Brian Bow has won the $35,000 Donner Prize this year for his book The Politics of Linkage: Power, Interdependence and Ideas in Canada-US Relations.

The prize, established in 1998, rewards excellence and innovation in public policy thinking, writing and research in Canada.

Bow is an associate professor of political science at Dalhousie University in Halifax and co-editor of An Independent Foreign Policy for Canada? Challenges and Choices for the Future. He is also the Fulbright Visiting Research Chair at the Woodrow Wilson International Center for Scholars in Washington, D.C..

The Politics of Linkage traces the history of Canada-U.S. relations and post-war diplomatic culture, and was praised by the Donner jury for the quality of its research.

"This book is of great importance not only for a better understanding of the exceptional history of Canada-United-States relationships but also to see the need to adapt Canadian negotiations strategies to the new and more complex context," the jury said in announcing the award Wednesday.
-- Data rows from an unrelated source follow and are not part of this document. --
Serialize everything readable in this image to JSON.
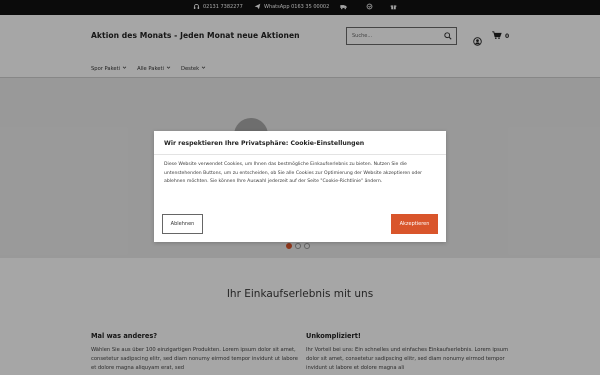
{
  "topbar": {
    "phone": "02131 7382277",
    "whatsapp": "WhatsApp 0163 35 00002"
  },
  "header": {
    "shop_title": "Aktion des Monats - Jeden Monat neue Aktionen",
    "search_placeholder": "Suche...",
    "cart_count": "0"
  },
  "nav": {
    "items": [
      {
        "label": "Spor Paketi"
      },
      {
        "label": "Alle Paketi"
      },
      {
        "label": "Destek"
      }
    ]
  },
  "hero": {
    "slides": 3,
    "active_slide": 1
  },
  "content": {
    "section_title": "Ihr Einkaufserlebnis mit uns",
    "columns": [
      {
        "heading": "Mal was anderes?",
        "text": "Wählen Sie aus über 100 einzigartigen Produkten. Lorem ipsum dolor sit amet, consetetur sadipscing elitr, sed diam nonumy eirmod tempor invidunt ut labore et dolore magna aliquyam erat, sed"
      },
      {
        "heading": "Unkompliziert!",
        "text": "Ihr Vorteil bei uns: Ein schnelles und einfaches Einkaufserlebnis. Lorem ipsum dolor sit amet, consetetur sadipscing elitr, sed diam nonumy eirmod tempor invidunt ut labore et dolore magna ali"
      }
    ]
  },
  "cookie": {
    "title": "Wir respektieren Ihre Privatsphäre: Cookie-Einstellungen",
    "text": "Diese Website verwendet Cookies, um Ihnen das bestmögliche Einkaufserlebnis zu bieten. Nutzen Sie die untenstehenden Buttons, um zu entscheiden, ob Sie alle Cookies zur Optimierung der Website akzeptieren oder ablehnen möchten. Sie können Ihre Auswahl jederzeit auf der Seite \"Cookie-Richtlinie\" ändern.",
    "decline_label": "Ablehnen",
    "accept_label": "Akzeptieren"
  },
  "colors": {
    "accent": "#d9552b",
    "topbar": "#111111"
  }
}
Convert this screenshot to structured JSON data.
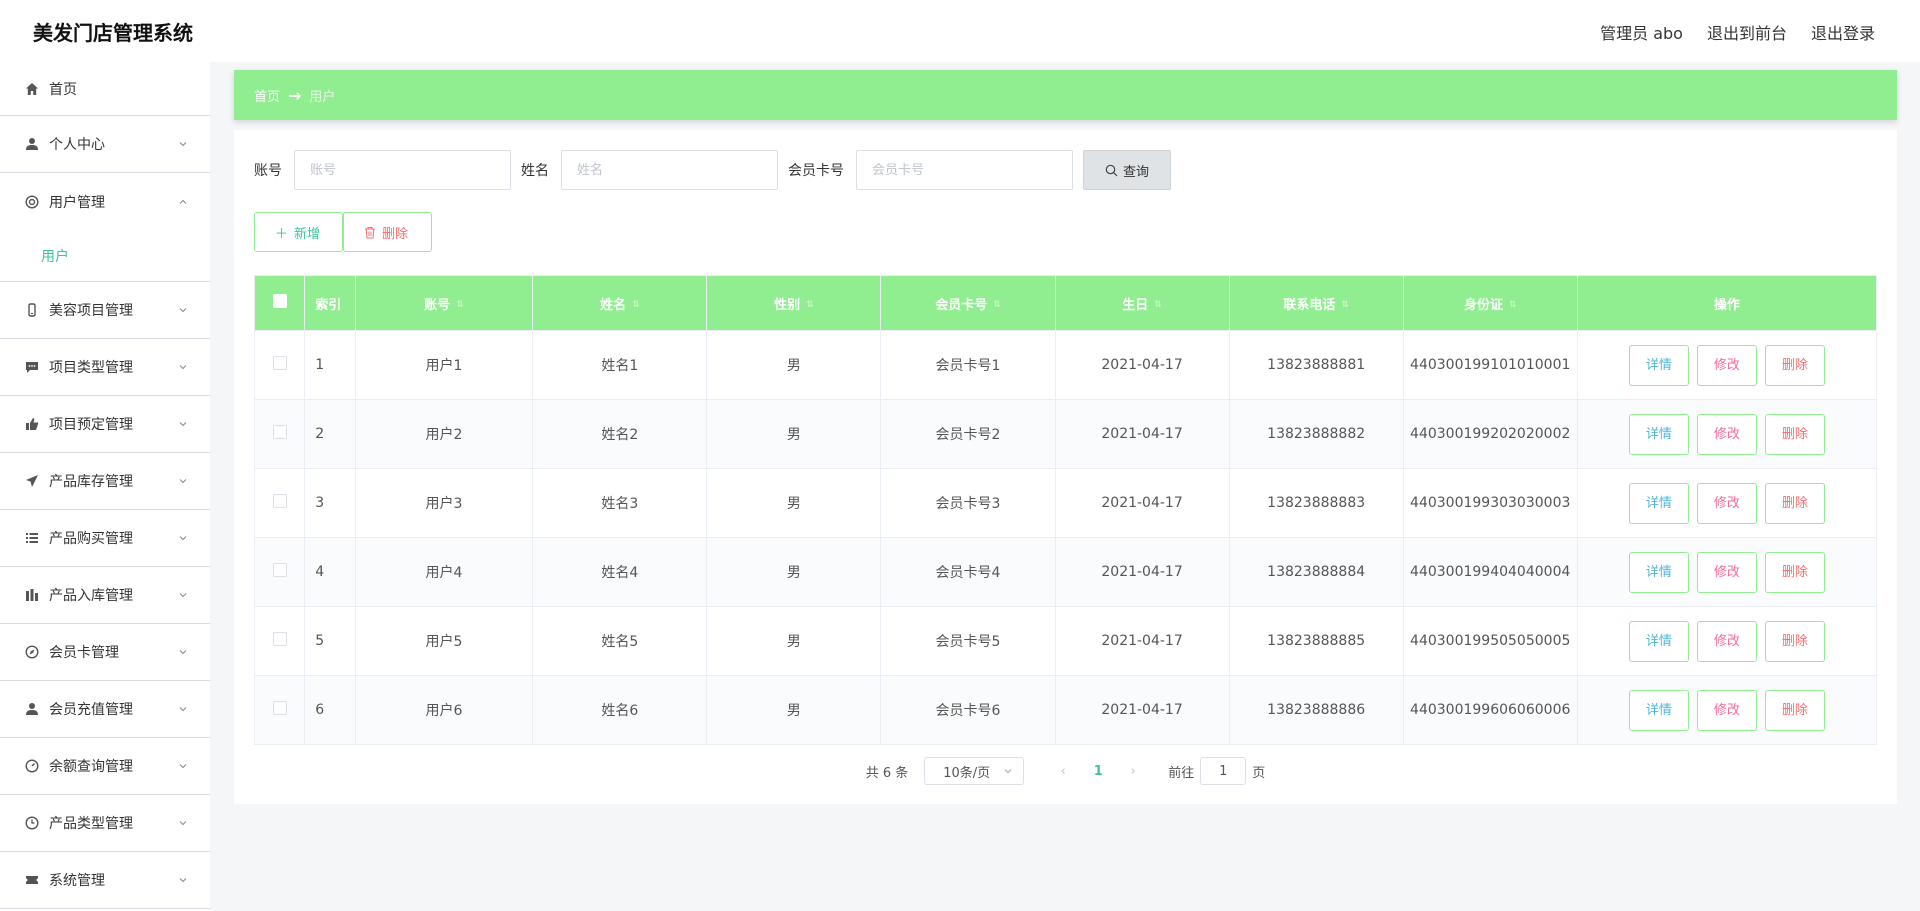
{
  "header": {
    "title": "美发门店管理系统",
    "admin_label": "管理员 abo",
    "back_front_label": "退出到前台",
    "logout_label": "退出登录"
  },
  "sidebar": {
    "items": [
      {
        "label": "首页",
        "icon": "home-icon"
      },
      {
        "label": "个人中心",
        "icon": "user-icon"
      },
      {
        "label": "用户管理",
        "icon": "lifebuoy-icon",
        "open": true,
        "children": [
          {
            "label": "用户"
          }
        ]
      },
      {
        "label": "美容项目管理",
        "icon": "mobile-icon"
      },
      {
        "label": "项目类型管理",
        "icon": "chat-icon"
      },
      {
        "label": "项目预定管理",
        "icon": "thumb-icon"
      },
      {
        "label": "产品库存管理",
        "icon": "send-icon"
      },
      {
        "label": "产品购买管理",
        "icon": "list-icon"
      },
      {
        "label": "产品入库管理",
        "icon": "chart-icon"
      },
      {
        "label": "会员卡管理",
        "icon": "compass-icon"
      },
      {
        "label": "会员充值管理",
        "icon": "user-icon"
      },
      {
        "label": "余额查询管理",
        "icon": "gauge-icon"
      },
      {
        "label": "产品类型管理",
        "icon": "clock-icon"
      },
      {
        "label": "系统管理",
        "icon": "ticket-icon"
      }
    ]
  },
  "breadcrumb": {
    "home": "首页",
    "separator": "→",
    "current": "用户"
  },
  "search": {
    "account_label": "账号",
    "account_placeholder": "账号",
    "name_label": "姓名",
    "name_placeholder": "姓名",
    "card_label": "会员卡号",
    "card_placeholder": "会员卡号",
    "search_button": "查询"
  },
  "actions": {
    "add": "新增",
    "delete": "删除"
  },
  "table": {
    "columns": [
      "索引",
      "账号",
      "姓名",
      "性别",
      "会员卡号",
      "生日",
      "联系电话",
      "身份证",
      "操作"
    ],
    "rows": [
      {
        "index": "1",
        "account": "用户1",
        "name": "姓名1",
        "gender": "男",
        "card": "会员卡号1",
        "birthday": "2021-04-17",
        "phone": "13823888881",
        "idcard": "440300199101010001"
      },
      {
        "index": "2",
        "account": "用户2",
        "name": "姓名2",
        "gender": "男",
        "card": "会员卡号2",
        "birthday": "2021-04-17",
        "phone": "13823888882",
        "idcard": "440300199202020002"
      },
      {
        "index": "3",
        "account": "用户3",
        "name": "姓名3",
        "gender": "男",
        "card": "会员卡号3",
        "birthday": "2021-04-17",
        "phone": "13823888883",
        "idcard": "440300199303030003"
      },
      {
        "index": "4",
        "account": "用户4",
        "name": "姓名4",
        "gender": "男",
        "card": "会员卡号4",
        "birthday": "2021-04-17",
        "phone": "13823888884",
        "idcard": "440300199404040004"
      },
      {
        "index": "5",
        "account": "用户5",
        "name": "姓名5",
        "gender": "男",
        "card": "会员卡号5",
        "birthday": "2021-04-17",
        "phone": "13823888885",
        "idcard": "440300199505050005"
      },
      {
        "index": "6",
        "account": "用户6",
        "name": "姓名6",
        "gender": "男",
        "card": "会员卡号6",
        "birthday": "2021-04-17",
        "phone": "13823888886",
        "idcard": "440300199606060006"
      }
    ],
    "op_detail": "详情",
    "op_edit": "修改",
    "op_delete": "删除"
  },
  "pagination": {
    "total_text": "共 6 条",
    "page_size": "10条/页",
    "current_page": "1",
    "goto_prefix": "前往",
    "goto_value": "1",
    "goto_suffix": "页"
  },
  "colors": {
    "accent": "#90ee90",
    "active_text": "#3cc59b",
    "danger": "#f56c6c"
  }
}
The other three titles on the short list each receives $5,000:

  • Who Owns the Arctic?: Understanding Sovereignty Disputes in the North by Michael Byers.
  • A Thousand Dreams: Vancouver's Downtown Eastside and the Fight for Its Future by Larry Campbell, Neil Boyd & Lori Culbert.
  • Branding Canada: Projecting Canada's Soft Power through Public Diplomacy by Evan H. Potter.